Not much later the silver-haired woman was admitted to the sleeping ward and then it was our turn to be interviewed. The clerk, in a blue himation, bald, black-bearded, and officious, stood behind a high desk with a goose-feather pen in his hand. He wrote into a vellum ledger as he asked us questions. Who are you? Where are you from? How long since you last slept? He asked Bacenor at first but as I was the one who answered. He directed the balance of his questions to me. “Does he take stimulants or sedatives?”

“No longer,” I said.

“And do you ferry him everywhere, or does he walk on his own?”

“Almost always I carry—”

“I am a rich man!” Bacenor cried out. “Only hoi polloi walk!”

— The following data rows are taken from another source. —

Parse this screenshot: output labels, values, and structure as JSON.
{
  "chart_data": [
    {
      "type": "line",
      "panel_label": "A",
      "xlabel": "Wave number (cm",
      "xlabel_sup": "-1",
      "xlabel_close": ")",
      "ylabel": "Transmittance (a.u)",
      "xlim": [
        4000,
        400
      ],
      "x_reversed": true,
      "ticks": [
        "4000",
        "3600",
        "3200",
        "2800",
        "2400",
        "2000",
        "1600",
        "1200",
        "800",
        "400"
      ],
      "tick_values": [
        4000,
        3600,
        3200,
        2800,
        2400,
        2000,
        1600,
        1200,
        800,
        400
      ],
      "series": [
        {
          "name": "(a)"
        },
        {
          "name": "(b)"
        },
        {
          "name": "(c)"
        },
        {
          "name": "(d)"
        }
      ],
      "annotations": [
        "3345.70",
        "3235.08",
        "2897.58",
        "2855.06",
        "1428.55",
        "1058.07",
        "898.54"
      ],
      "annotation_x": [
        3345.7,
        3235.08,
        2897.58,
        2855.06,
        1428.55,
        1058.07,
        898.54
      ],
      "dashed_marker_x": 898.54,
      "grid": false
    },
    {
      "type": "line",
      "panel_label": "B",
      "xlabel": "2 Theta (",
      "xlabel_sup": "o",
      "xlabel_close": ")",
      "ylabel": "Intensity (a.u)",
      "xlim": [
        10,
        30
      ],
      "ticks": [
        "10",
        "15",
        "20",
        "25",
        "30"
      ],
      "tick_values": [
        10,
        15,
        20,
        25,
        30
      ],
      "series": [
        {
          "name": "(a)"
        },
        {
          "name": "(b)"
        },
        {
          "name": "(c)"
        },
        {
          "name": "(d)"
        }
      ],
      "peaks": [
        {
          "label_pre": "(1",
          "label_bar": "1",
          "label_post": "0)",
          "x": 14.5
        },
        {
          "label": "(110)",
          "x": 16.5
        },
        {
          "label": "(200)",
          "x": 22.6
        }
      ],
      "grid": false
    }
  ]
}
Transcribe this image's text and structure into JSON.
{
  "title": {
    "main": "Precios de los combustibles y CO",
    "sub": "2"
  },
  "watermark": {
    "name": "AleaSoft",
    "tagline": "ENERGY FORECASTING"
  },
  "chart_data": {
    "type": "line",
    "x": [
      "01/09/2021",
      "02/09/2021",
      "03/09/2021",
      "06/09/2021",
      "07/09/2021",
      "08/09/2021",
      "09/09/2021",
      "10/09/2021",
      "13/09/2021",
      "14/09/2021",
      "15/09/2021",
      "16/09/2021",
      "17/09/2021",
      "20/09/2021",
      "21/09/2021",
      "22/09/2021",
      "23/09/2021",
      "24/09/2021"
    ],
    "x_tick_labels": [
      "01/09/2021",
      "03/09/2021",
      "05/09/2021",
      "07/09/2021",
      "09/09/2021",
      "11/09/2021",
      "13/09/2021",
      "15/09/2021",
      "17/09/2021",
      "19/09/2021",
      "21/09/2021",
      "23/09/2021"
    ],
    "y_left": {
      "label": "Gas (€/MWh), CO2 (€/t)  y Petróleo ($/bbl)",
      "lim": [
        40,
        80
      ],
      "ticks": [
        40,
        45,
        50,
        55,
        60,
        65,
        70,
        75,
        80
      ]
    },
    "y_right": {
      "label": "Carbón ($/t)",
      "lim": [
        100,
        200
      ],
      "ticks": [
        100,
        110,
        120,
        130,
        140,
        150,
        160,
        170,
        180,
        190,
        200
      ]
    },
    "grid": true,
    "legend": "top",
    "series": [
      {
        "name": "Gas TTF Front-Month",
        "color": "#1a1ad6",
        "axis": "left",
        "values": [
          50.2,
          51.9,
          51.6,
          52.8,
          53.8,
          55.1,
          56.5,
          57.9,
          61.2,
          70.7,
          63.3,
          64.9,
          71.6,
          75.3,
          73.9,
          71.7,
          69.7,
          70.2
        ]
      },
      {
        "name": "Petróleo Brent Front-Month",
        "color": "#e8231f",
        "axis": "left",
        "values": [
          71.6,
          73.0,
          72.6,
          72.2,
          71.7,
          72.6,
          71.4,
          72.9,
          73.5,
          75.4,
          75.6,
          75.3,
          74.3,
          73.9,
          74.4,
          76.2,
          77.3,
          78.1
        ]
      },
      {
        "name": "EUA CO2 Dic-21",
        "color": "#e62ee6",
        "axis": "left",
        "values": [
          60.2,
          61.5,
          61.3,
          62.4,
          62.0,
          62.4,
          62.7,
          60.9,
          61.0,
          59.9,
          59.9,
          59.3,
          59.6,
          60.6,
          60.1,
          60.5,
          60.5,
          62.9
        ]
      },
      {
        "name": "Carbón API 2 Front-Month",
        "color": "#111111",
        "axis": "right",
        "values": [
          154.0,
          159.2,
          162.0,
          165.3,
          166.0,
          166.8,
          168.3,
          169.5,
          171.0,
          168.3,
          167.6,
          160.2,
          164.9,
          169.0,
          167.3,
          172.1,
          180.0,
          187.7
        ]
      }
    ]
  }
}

The clerk nodded and entered a mark into his ledger. “But he can walk if necessary?”

I affirmed he could.

“You can go through that door,” the clerk said. Bacenor gestured at me to stoop so I could carry him, but the clerk said, “No, you must go in alone.”

“But my slave is my memory,” Bacenor said.

“Your memory will improve once Dr. Phobetor has treated you.”

“Ahh,” he said uncertainly. He stared at me, his face twisted by confusion and fear, then found some remnant of dignity, and stood up straight as he could given his hunchback, and walked through the doorway.

The clerk told me the name of a cheap inn I could go to where slaves could sleep. Bacenor’s treatment, he said, would take at least one full day and night.